IPTV pirates : Canal+ obtient le blocage de 31 sites via ProtonVPN
Une nouvelle offensive judiciaire contre le streaming illégal
Le groupe Canal+ vient d’enregistrer une victoire importante dans sa lutte contre le piratage audiovisuel. Le tribunal judiciaire de Paris a ordonné au fournisseur de réseau privé virtuel ProtonVPN de bloquer l’accès à 31 sites IPTV diffusant illégalement des compétitions sportives, notamment la Premier League anglaise et le Top 14 de rugby.
Cette décision marque une évolution stratégique notable : après les fournisseurs d’accès à Internet et les moteurs de recherche, la justice française s’attaque désormais directement aux services VPN, longtemps considérés comme un moyen de contourner les blocages.
Des droits exclusifs au cœur du litige
Canal+ détient en France les droits de diffusion exclusifs de plusieurs compétitions majeures, acquises auprès des organisations sportives concernées. Toute retransmission sans autorisation constitue donc une violation directe de ces droits.
Pour étayer sa demande, la chaîne s’est appuyée sur des constats réalisés par des agents habilités de l’ALPA (Association de lutte contre la piraterie audiovisuelle). Ces derniers ont observé que certains sites diffusaient en temps réel des matchs pourtant réservés aux abonnés Canal+. Les preuves ont été consignées officiellement afin de soutenir la procédure judiciaire.
Plutôt que de cibler uniquement les intermédiaires traditionnels, le groupe a choisi d’utiliser le cadre légal permettant d’exiger des mesures auprès de tout acteur capable d’empêcher l’accès aux contenus illicites, y compris un service VPN.
ProtonVPN conteste… sans convaincre le tribunal
La société suisse Proton AG, qui exploite ProtonVPN, a tenté de s’opposer à la décision sur plusieurs fronts. Elle a notamment contesté la compétence territoriale du tribunal parisien et affirmé qu’aucune preuve ne démontrait l’utilisation de son service pour accéder aux sites incriminés.
Le tribunal a rejeté ces arguments. Selon les juges, les constats réalisés par des agents français prouvent que les contenus étaient accessibles depuis la France. De plus, le droit européen considère les VPN comme des intermédiaires techniques participant à la transmission des données, ce qui les rend susceptibles d’être visés par des mesures de blocage.
Proton a également invoqué la neutralité du Net et la libre circulation des services numériques en Europe. Là encore, la justice a estimé que l’injonction restait proportionnée, puisqu’elle cible des sites précis, pour une durée limitée et sur le territoire français.
Un blocage imposé, mais encadré
Le tribunal a donné à ProtonVPN un délai très court — trois jours après notification — pour rendre inaccessibles les domaines concernés via son infrastructure. La méthode technique reste à la discrétion du fournisseur, mais le résultat doit être effectif.
Les restrictions sont temporaires :
les sites liés à la Premier League devront rester bloqués jusqu’à la fin de la saison,
ceux concernant le Top 14 jusqu’à la conclusion du championnat de rugby.

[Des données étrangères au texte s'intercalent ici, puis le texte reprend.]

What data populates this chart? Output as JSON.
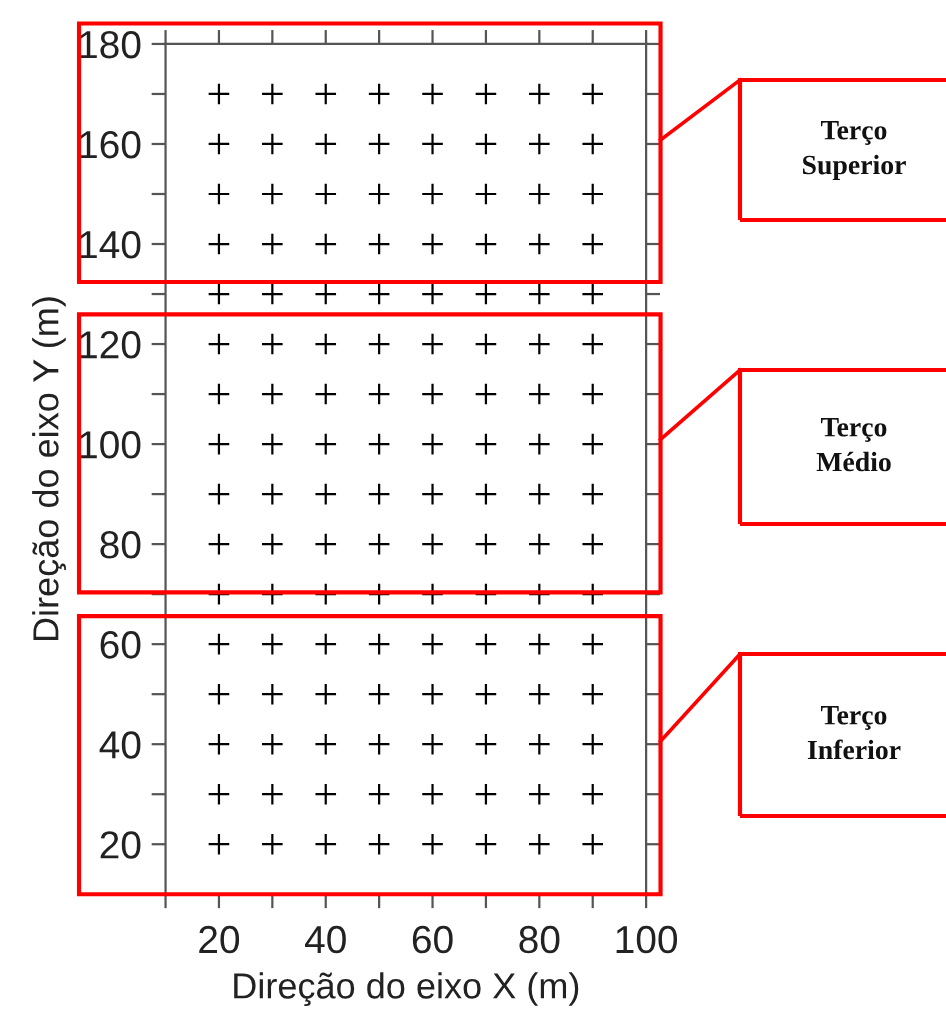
{
  "chart_data": {
    "type": "scatter",
    "xlabel": "Direção do eixo X (m)",
    "ylabel": "Direção do eixo Y (m)",
    "x": [
      20,
      30,
      40,
      50,
      60,
      70,
      80,
      90,
      20,
      30,
      40,
      50,
      60,
      70,
      80,
      90,
      20,
      30,
      40,
      50,
      60,
      70,
      80,
      90,
      20,
      30,
      40,
      50,
      60,
      70,
      80,
      90,
      20,
      30,
      40,
      50,
      60,
      70,
      80,
      90,
      20,
      30,
      40,
      50,
      60,
      70,
      80,
      90,
      20,
      30,
      40,
      50,
      60,
      70,
      80,
      90,
      20,
      30,
      40,
      50,
      60,
      70,
      80,
      90,
      20,
      30,
      40,
      50,
      60,
      70,
      80,
      90,
      20,
      30,
      40,
      50,
      60,
      70,
      80,
      90,
      20,
      30,
      40,
      50,
      60,
      70,
      80,
      90,
      20,
      30,
      40,
      50,
      60,
      70,
      80,
      90,
      20,
      30,
      40,
      50,
      60,
      70,
      80,
      90,
      20,
      30,
      40,
      50,
      60,
      70,
      80,
      90,
      20,
      30,
      40,
      50,
      60,
      70,
      80,
      90,
      20,
      30,
      40,
      50,
      60,
      70,
      80,
      90
    ],
    "values": [
      20,
      20,
      20,
      20,
      20,
      20,
      20,
      20,
      30,
      30,
      30,
      30,
      30,
      30,
      30,
      30,
      40,
      40,
      40,
      40,
      40,
      40,
      40,
      40,
      50,
      50,
      50,
      50,
      50,
      50,
      50,
      50,
      60,
      60,
      60,
      60,
      60,
      60,
      60,
      60,
      70,
      70,
      70,
      70,
      70,
      70,
      70,
      70,
      80,
      80,
      80,
      80,
      80,
      80,
      80,
      80,
      90,
      90,
      90,
      90,
      90,
      90,
      90,
      90,
      100,
      100,
      100,
      100,
      100,
      100,
      100,
      100,
      110,
      110,
      110,
      110,
      110,
      110,
      110,
      110,
      120,
      120,
      120,
      120,
      120,
      120,
      120,
      120,
      130,
      130,
      130,
      130,
      130,
      130,
      130,
      130,
      140,
      140,
      140,
      140,
      140,
      140,
      140,
      140,
      150,
      150,
      150,
      150,
      150,
      150,
      150,
      150,
      160,
      160,
      160,
      160,
      160,
      160,
      160,
      160,
      170,
      170,
      170,
      170,
      170,
      170,
      170,
      170
    ],
    "color": "#000000",
    "marker": "cross",
    "xlim": [
      10,
      100
    ],
    "ylim": [
      10,
      180
    ],
    "xticks": [
      {
        "value": 10,
        "label": null
      },
      20,
      {
        "value": 30,
        "label": null
      },
      40,
      {
        "value": 50,
        "label": null
      },
      60,
      {
        "value": 70,
        "label": null
      },
      80,
      {
        "value": 90,
        "label": null
      },
      100
    ],
    "yticks": [
      {
        "value": 10,
        "label": null
      },
      20,
      {
        "value": 30,
        "label": null
      },
      40,
      {
        "value": 50,
        "label": null
      },
      60,
      {
        "value": 70,
        "label": null
      },
      80,
      {
        "value": 90,
        "label": null
      },
      100,
      {
        "value": 110,
        "label": null
      },
      120,
      {
        "value": 130,
        "label": null
      },
      140,
      {
        "value": 150,
        "label": null
      },
      160,
      {
        "value": 170,
        "label": null
      },
      180
    ],
    "grid": false,
    "legend": false,
    "annotations": [
      "Terço Superior",
      "Terço Médio",
      "Terço Inferior"
    ]
  }
}
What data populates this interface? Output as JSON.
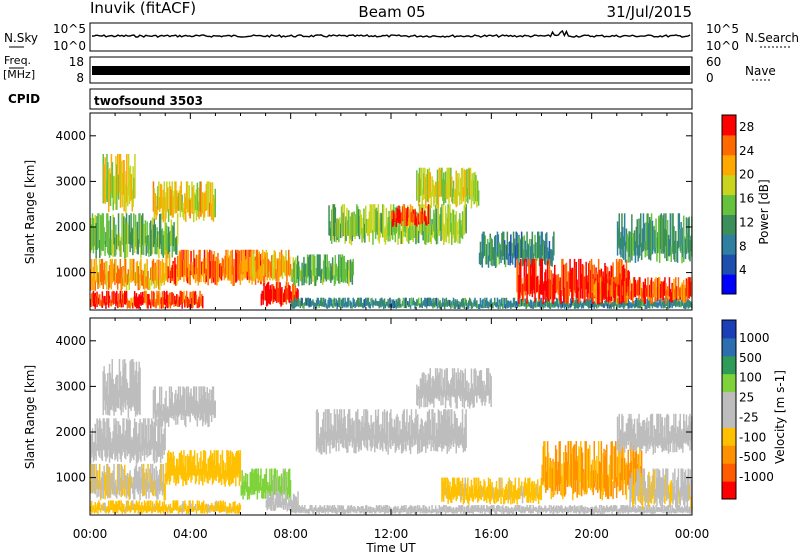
{
  "header": {
    "station": "Inuvik (fitACF)",
    "beam": "Beam 05",
    "date": "31/Jul/2015"
  },
  "panels": {
    "nsky": {
      "label": "N.Sky",
      "ticks_left": [
        "10^5",
        "10^0"
      ],
      "ticks_right": [
        "10^5",
        "10^0"
      ],
      "right_label": "N.Search"
    },
    "freq": {
      "label_top": "Freq.",
      "label_bottom": "[MHz]",
      "ticks_left": [
        "18",
        "8"
      ],
      "ticks_right": [
        "60",
        "0"
      ],
      "right_label": "Nave"
    },
    "cpid": {
      "label": "CPID",
      "value": "twofsound 3503"
    }
  },
  "colors": {
    "power_scale": [
      "#0000ff",
      "#1f4fae",
      "#2f7fa0",
      "#3c8f5a",
      "#66c23c",
      "#c8d41e",
      "#ffa800",
      "#ff6a00",
      "#ff0000"
    ],
    "velocity_scale": [
      "#ff0000",
      "#ff5c00",
      "#ff9100",
      "#ffc000",
      "#bdbdbd",
      "#bdbdbd",
      "#7fd33a",
      "#2f9b58",
      "#2c6fb0",
      "#1a3fb8"
    ],
    "ground_scatter": "#bdbdbd"
  },
  "chart_data": [
    {
      "type": "heatmap",
      "title": "",
      "xlabel": "",
      "ylabel": "Slant Range [km]",
      "x_ticks": [
        "00:00",
        "04:00",
        "08:00",
        "12:00",
        "16:00",
        "20:00",
        "00:00"
      ],
      "y_ticks": [
        "1000",
        "2000",
        "3000",
        "4000"
      ],
      "ylim": [
        180,
        4500
      ],
      "colorbar": {
        "label": "Power [dB]",
        "ticks": [
          "4",
          "8",
          "12",
          "16",
          "20",
          "24",
          "28"
        ],
        "range": [
          0,
          30
        ]
      },
      "regions": [
        {
          "t0": 0.0,
          "t1": 4.5,
          "r0": 200,
          "r1": 600,
          "level": 27
        },
        {
          "t0": 0.0,
          "t1": 3.0,
          "r0": 600,
          "r1": 1300,
          "level": 22
        },
        {
          "t0": 0.0,
          "t1": 3.5,
          "r0": 1300,
          "r1": 2300,
          "level": 14
        },
        {
          "t0": 0.5,
          "t1": 1.8,
          "r0": 2300,
          "r1": 3600,
          "level": 18
        },
        {
          "t0": 2.5,
          "t1": 5.0,
          "r0": 2100,
          "r1": 3000,
          "level": 20
        },
        {
          "t0": 3.0,
          "t1": 7.0,
          "r0": 700,
          "r1": 1500,
          "level": 24
        },
        {
          "t0": 6.8,
          "t1": 8.3,
          "r0": 250,
          "r1": 800,
          "level": 29
        },
        {
          "t0": 6.0,
          "t1": 8.0,
          "r0": 800,
          "r1": 1500,
          "level": 22
        },
        {
          "t0": 8.0,
          "t1": 10.5,
          "r0": 700,
          "r1": 1400,
          "level": 14
        },
        {
          "t0": 9.5,
          "t1": 15.0,
          "r0": 1600,
          "r1": 2500,
          "level": 16
        },
        {
          "t0": 12.0,
          "t1": 13.5,
          "r0": 2000,
          "r1": 2500,
          "level": 26
        },
        {
          "t0": 13.0,
          "t1": 15.5,
          "r0": 2400,
          "r1": 3300,
          "level": 18
        },
        {
          "t0": 8.0,
          "t1": 24.0,
          "r0": 200,
          "r1": 450,
          "level": 10
        },
        {
          "t0": 15.5,
          "t1": 18.5,
          "r0": 1100,
          "r1": 1900,
          "level": 10
        },
        {
          "t0": 17.0,
          "t1": 21.5,
          "r0": 300,
          "r1": 1300,
          "level": 28
        },
        {
          "t0": 20.0,
          "t1": 24.0,
          "r0": 300,
          "r1": 900,
          "level": 26
        },
        {
          "t0": 21.0,
          "t1": 24.0,
          "r0": 1200,
          "r1": 2300,
          "level": 12
        }
      ]
    },
    {
      "type": "heatmap",
      "title": "",
      "xlabel": "Time UT",
      "ylabel": "Slant Range [km]",
      "x_ticks": [
        "00:00",
        "04:00",
        "08:00",
        "12:00",
        "16:00",
        "20:00",
        "00:00"
      ],
      "y_ticks": [
        "1000",
        "2000",
        "3000",
        "4000"
      ],
      "ylim": [
        180,
        4500
      ],
      "colorbar": {
        "label": "Velocity [m s-1]",
        "ticks": [
          "1000",
          "500",
          "100",
          "25",
          "-25",
          "-100",
          "-500",
          "-1000"
        ],
        "range": [
          -1200,
          1200
        ]
      },
      "regions": [
        {
          "t0": 0.0,
          "t1": 6.0,
          "r0": 200,
          "r1": 500,
          "level": -300
        },
        {
          "t0": 0.0,
          "t1": 3.0,
          "r0": 500,
          "r1": 1300,
          "level": -200
        },
        {
          "t0": 0.0,
          "t1": 3.0,
          "r0": 1300,
          "r1": 2300,
          "level": 0
        },
        {
          "t0": 0.5,
          "t1": 2.0,
          "r0": 2300,
          "r1": 3600,
          "level": 0
        },
        {
          "t0": 2.5,
          "t1": 5.0,
          "r0": 2100,
          "r1": 3000,
          "level": 0
        },
        {
          "t0": 3.0,
          "t1": 6.0,
          "r0": 800,
          "r1": 1600,
          "level": -400
        },
        {
          "t0": 6.0,
          "t1": 8.0,
          "r0": 500,
          "r1": 1200,
          "level": 300
        },
        {
          "t0": 7.0,
          "t1": 8.3,
          "r0": 250,
          "r1": 700,
          "level": 0
        },
        {
          "t0": 8.0,
          "t1": 24.0,
          "r0": 200,
          "r1": 400,
          "level": 60
        },
        {
          "t0": 9.0,
          "t1": 15.0,
          "r0": 1500,
          "r1": 2500,
          "level": 0
        },
        {
          "t0": 13.0,
          "t1": 16.0,
          "r0": 2500,
          "r1": 3400,
          "level": 0
        },
        {
          "t0": 14.0,
          "t1": 18.0,
          "r0": 400,
          "r1": 1000,
          "level": -300
        },
        {
          "t0": 18.0,
          "t1": 22.0,
          "r0": 500,
          "r1": 1800,
          "level": -500
        },
        {
          "t0": 21.5,
          "t1": 24.0,
          "r0": 300,
          "r1": 1200,
          "level": -200
        },
        {
          "t0": 21.0,
          "t1": 24.0,
          "r0": 1500,
          "r1": 2400,
          "level": 0
        }
      ]
    }
  ]
}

En revanche, toutes les demandes de Canal+ n’ont pas été acceptées. Le tribunal a refusé d’obliger ProtonVPN à publier la décision sur son propre site, estimant que l’entreprise agit ici en tant qu’intermédiaire technique et non comme un acteur du piratage.
Un tournant dans la lutte contre l’IPTV pirate
Cette affaire illustre une tendance plus large : les ayants droit cherchent désormais à neutraliser les moyens de contournement eux-mêmes, plutôt que de poursuivre uniquement les plateformes illégales. Les VPN, souvent utilisés pour accéder à des contenus bloqués, deviennent ainsi une cible privilégiée.
La décision pourrait faire jurisprudence et ouvrir la voie à d’autres actions similaires en Europe, où la diffusion sportive illégale représente un manque à gagner considérable pour les diffuseurs officiels.